#

Bursa

“Ekonomik krizin faturasını öğrenciler ödememelidir”

Eğitim-İş Bursa Şube Başkanı Yeliz Toy yaklaşan eğitim-öğretim dönemi hakkında açıklamalarda bulundu.

2023-2024 eğitim öğretim yılının başlamasına sayılı günler kala okula hazırlık yapan aileler kırtasiye malzemeleri, ek kaynak kitapları, okul kıyafeti, servis hizmeti gibi eğitim ihtiyaçlarını karşılamak için büyük bir ekonomik yükle karşı karşıya kalmış durumdadırlar. Maaş ve ücretlere yönelik iyileştirmeler gerçek enflasyon oranlarının altında kalmış ancak okul maliyetleri piyasa koşullarına göre yükselmiştir. Bu durum ekonomik kriz ve yoksulluk ile mücadele içerisindeki velileri çaresiz durumda bırakmıştır. Eğitim-İş Bursa Şubesi olarak yeni öğretim yılına hazırlık sürecinde okula başlama maliyetlerinin geçen yıla oranla değişimi üzerinden yaptığımız araştırmaya göre ortalama okula başlama maliyetlerinde %126 oranında artış olduğu tespit edilmiştir.
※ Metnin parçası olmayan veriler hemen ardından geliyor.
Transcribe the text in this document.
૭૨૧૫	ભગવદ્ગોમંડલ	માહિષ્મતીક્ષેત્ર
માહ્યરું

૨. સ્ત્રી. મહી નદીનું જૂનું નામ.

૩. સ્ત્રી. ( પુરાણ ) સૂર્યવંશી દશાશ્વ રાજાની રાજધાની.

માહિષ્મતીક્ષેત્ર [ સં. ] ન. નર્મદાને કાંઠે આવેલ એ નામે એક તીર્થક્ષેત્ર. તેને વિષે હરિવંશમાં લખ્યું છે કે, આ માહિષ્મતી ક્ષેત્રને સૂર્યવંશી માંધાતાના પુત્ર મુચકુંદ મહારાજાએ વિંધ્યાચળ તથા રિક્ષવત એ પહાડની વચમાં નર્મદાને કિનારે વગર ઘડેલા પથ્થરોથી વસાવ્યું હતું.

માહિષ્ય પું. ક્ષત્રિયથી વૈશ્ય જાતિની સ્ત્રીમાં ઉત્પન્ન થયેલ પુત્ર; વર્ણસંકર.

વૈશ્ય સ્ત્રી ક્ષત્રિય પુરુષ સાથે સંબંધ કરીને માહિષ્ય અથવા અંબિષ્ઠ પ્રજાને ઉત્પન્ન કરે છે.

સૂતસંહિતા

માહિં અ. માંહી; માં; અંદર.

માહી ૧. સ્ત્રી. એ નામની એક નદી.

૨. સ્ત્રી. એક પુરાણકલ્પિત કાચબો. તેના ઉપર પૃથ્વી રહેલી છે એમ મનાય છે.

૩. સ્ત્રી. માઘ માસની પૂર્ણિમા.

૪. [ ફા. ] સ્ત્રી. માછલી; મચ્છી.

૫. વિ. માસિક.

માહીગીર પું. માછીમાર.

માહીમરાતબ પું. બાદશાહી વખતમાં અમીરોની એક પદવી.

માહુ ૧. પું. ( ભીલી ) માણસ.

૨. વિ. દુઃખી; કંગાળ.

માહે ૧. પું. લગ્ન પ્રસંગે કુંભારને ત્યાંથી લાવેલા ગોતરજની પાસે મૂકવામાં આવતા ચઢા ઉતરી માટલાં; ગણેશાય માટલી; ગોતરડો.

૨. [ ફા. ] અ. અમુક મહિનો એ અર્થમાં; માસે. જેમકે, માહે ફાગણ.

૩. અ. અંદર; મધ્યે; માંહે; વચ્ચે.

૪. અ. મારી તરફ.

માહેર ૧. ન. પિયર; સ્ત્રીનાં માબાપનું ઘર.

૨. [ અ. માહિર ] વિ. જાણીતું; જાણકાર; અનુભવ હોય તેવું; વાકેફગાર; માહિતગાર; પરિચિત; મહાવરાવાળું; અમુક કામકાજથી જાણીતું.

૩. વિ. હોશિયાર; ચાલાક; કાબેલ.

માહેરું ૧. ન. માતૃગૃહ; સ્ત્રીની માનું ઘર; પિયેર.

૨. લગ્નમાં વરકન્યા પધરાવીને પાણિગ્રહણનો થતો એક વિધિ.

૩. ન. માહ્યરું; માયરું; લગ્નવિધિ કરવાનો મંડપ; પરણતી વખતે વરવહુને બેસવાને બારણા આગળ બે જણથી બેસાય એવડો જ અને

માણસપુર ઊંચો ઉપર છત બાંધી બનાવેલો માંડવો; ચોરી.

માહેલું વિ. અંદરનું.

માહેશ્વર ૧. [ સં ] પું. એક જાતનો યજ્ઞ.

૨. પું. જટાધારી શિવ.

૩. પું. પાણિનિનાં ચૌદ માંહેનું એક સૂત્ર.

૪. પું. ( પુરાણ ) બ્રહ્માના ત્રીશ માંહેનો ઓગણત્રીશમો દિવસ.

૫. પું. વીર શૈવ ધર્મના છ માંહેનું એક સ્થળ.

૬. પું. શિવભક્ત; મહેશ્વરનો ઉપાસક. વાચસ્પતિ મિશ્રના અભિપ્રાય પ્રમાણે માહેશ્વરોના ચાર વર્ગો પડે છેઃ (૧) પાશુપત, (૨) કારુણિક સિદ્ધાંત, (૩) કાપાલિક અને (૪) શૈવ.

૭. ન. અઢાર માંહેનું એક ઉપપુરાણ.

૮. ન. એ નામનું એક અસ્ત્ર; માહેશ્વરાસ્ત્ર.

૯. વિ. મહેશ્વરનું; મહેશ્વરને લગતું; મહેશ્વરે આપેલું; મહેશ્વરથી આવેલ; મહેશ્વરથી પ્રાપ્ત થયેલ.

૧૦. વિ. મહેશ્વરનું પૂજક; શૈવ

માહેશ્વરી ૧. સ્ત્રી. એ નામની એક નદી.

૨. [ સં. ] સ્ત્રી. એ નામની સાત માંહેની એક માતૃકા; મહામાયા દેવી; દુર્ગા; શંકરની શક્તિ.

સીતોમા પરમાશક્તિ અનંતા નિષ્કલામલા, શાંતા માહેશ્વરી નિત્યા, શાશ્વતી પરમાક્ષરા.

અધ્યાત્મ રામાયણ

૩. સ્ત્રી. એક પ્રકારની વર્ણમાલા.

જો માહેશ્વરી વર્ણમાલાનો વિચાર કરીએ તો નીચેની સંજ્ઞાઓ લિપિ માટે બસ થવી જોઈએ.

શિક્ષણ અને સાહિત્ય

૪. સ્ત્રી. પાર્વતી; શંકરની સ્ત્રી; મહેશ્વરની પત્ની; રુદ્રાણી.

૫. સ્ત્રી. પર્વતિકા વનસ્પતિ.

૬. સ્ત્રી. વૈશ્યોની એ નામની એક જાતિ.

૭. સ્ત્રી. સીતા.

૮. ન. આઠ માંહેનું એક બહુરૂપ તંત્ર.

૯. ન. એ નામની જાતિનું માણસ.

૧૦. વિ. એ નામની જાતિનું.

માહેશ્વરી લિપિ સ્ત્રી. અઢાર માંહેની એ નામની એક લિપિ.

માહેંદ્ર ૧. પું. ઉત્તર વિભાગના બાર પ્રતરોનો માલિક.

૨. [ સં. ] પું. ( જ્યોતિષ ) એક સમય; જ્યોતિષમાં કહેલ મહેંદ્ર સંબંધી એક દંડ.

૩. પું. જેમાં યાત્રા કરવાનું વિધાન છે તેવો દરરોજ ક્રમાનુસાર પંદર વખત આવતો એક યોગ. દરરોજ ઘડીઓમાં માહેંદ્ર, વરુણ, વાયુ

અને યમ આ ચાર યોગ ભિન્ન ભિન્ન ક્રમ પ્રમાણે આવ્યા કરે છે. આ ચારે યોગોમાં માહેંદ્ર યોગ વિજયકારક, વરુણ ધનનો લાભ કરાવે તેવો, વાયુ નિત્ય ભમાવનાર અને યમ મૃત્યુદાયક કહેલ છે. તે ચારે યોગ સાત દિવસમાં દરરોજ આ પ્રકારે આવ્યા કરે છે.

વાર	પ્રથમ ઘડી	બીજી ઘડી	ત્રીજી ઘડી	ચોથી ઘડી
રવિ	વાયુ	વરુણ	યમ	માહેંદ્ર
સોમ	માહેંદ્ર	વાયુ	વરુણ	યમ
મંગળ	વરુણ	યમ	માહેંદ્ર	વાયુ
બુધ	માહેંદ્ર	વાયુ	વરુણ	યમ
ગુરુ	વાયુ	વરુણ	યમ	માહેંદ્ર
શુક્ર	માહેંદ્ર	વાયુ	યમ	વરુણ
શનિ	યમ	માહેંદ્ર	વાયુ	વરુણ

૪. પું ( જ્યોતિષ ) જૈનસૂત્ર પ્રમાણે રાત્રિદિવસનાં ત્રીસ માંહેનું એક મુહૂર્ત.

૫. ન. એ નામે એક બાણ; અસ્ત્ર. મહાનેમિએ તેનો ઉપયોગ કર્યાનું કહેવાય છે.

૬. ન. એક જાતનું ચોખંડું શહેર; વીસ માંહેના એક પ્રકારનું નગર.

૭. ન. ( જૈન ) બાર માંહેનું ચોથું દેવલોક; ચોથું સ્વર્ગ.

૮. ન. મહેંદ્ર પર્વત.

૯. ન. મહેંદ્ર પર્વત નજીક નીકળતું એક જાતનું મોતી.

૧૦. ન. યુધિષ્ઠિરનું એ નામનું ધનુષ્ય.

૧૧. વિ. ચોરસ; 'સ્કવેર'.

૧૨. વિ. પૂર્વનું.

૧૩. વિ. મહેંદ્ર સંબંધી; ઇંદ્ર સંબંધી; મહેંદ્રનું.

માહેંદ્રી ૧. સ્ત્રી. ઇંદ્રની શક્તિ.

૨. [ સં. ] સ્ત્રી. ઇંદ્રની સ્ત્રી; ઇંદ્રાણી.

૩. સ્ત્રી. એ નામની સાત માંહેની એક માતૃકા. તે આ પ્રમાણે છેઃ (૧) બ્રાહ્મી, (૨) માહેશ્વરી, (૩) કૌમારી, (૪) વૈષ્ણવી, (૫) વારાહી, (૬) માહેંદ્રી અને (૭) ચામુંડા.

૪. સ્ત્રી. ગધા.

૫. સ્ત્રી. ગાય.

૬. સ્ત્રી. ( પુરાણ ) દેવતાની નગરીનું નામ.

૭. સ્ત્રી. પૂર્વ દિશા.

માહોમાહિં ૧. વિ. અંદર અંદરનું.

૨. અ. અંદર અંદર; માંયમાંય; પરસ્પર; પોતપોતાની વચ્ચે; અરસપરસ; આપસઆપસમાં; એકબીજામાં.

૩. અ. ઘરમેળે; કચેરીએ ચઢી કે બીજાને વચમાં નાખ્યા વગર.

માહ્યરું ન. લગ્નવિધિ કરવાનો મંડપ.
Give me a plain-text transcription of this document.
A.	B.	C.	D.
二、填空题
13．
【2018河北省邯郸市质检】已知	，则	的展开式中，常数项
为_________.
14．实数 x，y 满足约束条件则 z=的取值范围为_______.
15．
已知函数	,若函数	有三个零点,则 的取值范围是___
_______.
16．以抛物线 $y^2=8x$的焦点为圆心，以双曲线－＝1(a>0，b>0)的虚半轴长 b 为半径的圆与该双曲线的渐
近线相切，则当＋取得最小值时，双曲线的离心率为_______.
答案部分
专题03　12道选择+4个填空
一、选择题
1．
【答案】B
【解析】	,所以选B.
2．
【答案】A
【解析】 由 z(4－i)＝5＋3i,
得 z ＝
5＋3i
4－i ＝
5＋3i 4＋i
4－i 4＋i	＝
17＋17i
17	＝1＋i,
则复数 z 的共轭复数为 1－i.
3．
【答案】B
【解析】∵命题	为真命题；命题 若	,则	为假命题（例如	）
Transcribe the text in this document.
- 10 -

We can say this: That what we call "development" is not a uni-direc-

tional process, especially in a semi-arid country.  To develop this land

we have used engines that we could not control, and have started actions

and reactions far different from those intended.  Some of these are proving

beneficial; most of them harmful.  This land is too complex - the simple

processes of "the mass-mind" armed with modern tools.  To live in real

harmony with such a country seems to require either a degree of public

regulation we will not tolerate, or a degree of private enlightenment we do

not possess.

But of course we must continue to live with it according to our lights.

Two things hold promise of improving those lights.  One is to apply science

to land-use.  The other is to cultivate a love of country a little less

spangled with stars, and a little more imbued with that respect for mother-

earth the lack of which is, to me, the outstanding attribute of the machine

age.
Okul öncesinde geçtiğimiz yıl eğitime başlama maliyeti 7 bin 626 TL iken bu yıl 17 bin 234 TL’ye yükselmiştir. İlkokulda ise geçtiğimiz yıl okula başlama maliyeti 12 bin 500 TL iken, bu yıl 28 bin 295 TL‘ye ulaşmış durumdadır. Ortaokulda 13 bin 304 TL olan okula başlama maliyeti bu yıl 30 bin 6 TL’ye, lisede ise geçen yıl 13 bin 717 TL olan okula başlama maliyeti bu yıl 31 bin TL’ye ulaşmış durumdadır. Kırtasiyeler, internet alışveriş platformları ve mağazalardan topladığımız fiyatlara göre kırtasiye ürünlerindeki artış oranı %92 ile %318 oranları arasında değişim göstermiştir.

Okul forması fiyatı 3 kat, ayakkabı fiyatları ise 2 kat artış göstermiştir. Öğrencilerin servis ücretleri de henüz güncel fiyatlar belirlenmemiş olsa da şubat ayında servislere yapılan ara zam sonrası akaryakıta gelen %180’lik zam nedeniyle en az bu oranda yükselecektir.

Okul Kayıt Ücretlerinde Gizli Tarifeler Oluşturulmuştur

Çocuklarına nitelikli bir eğitim olanağı sağlamak için adres bölgesi dışındaki okulların kapısını çalan veliler 20 bin TL ile 60 bin TL arasında değişen bağış adı altında kayıt ücretleri ile karşı karşıya kalmaktadırlar. Tüm çocuklara nitelikli eğitim olanağı sunmakla sorumlu olan Milli Eğitim Bakanlığı, az sayıdaki nitelikli eğitim ortamına sahip okulun boş kalan kontenjanlarını ticaret ürünü gibi satmaktadır. Parası olanın nitelikli eğitimi devletten satın aldığı bir gerçeklikte Anayasamızdaki eğitimin parasız olduğu temel kuralı da tamamen boşa çıkarılmıştır. Milli Eğitim Bakanlığı’nın geçtiğimiz yıl kamuoyuna her okula ihtiyacı kadar ödenek gönderileceğini duyurmasına rağmen gönderilen ödenekler okulların ihtiyaç duyduğunun çok altında kalmıştır. Güvenlik, temizlik, bakım -onarım, personel gibi ihtiyaçlarını karşılayamayan okul idareleri boş kalan kontenjanları bağış adı altındaki kayıt ücretleri ile satışa çıkarmıştır. Okula başlama maliyeti, kayıt ücretleri ve diğer maliyetler yoksulluğun daha fazla yaygınlaştığı bu ekonomik kriz ortamı, çocukların okuldan uzaklaşması ya da açık öğretim programlarına geçişlere neden olarak örgün eğitimi olumsuz etkileyecektir. Temel bir insan hakkı olan eğitim hakkının güvence altına alınması için Milli Eğitim Bakanlığı’nca gerici vakıf ve derneklere aktarılan milyarlarca TL’lik tutarın, aylık geliri yoksulluk sınırının altında kalan milyonlarca yoksul aileye eğitime başlama desteği olarak aktarılması gerekmektedir. Bu koşullar altında okula başlayan ve aylık geliri yoksulluk sınırının altında kalan ailelerin her bir öğrencisi için en az 30 bin TL eğitime başlama desteği verilmesi gerekmektedir. Ekonomik krizin faturasını çocuklarımız ödememelidir.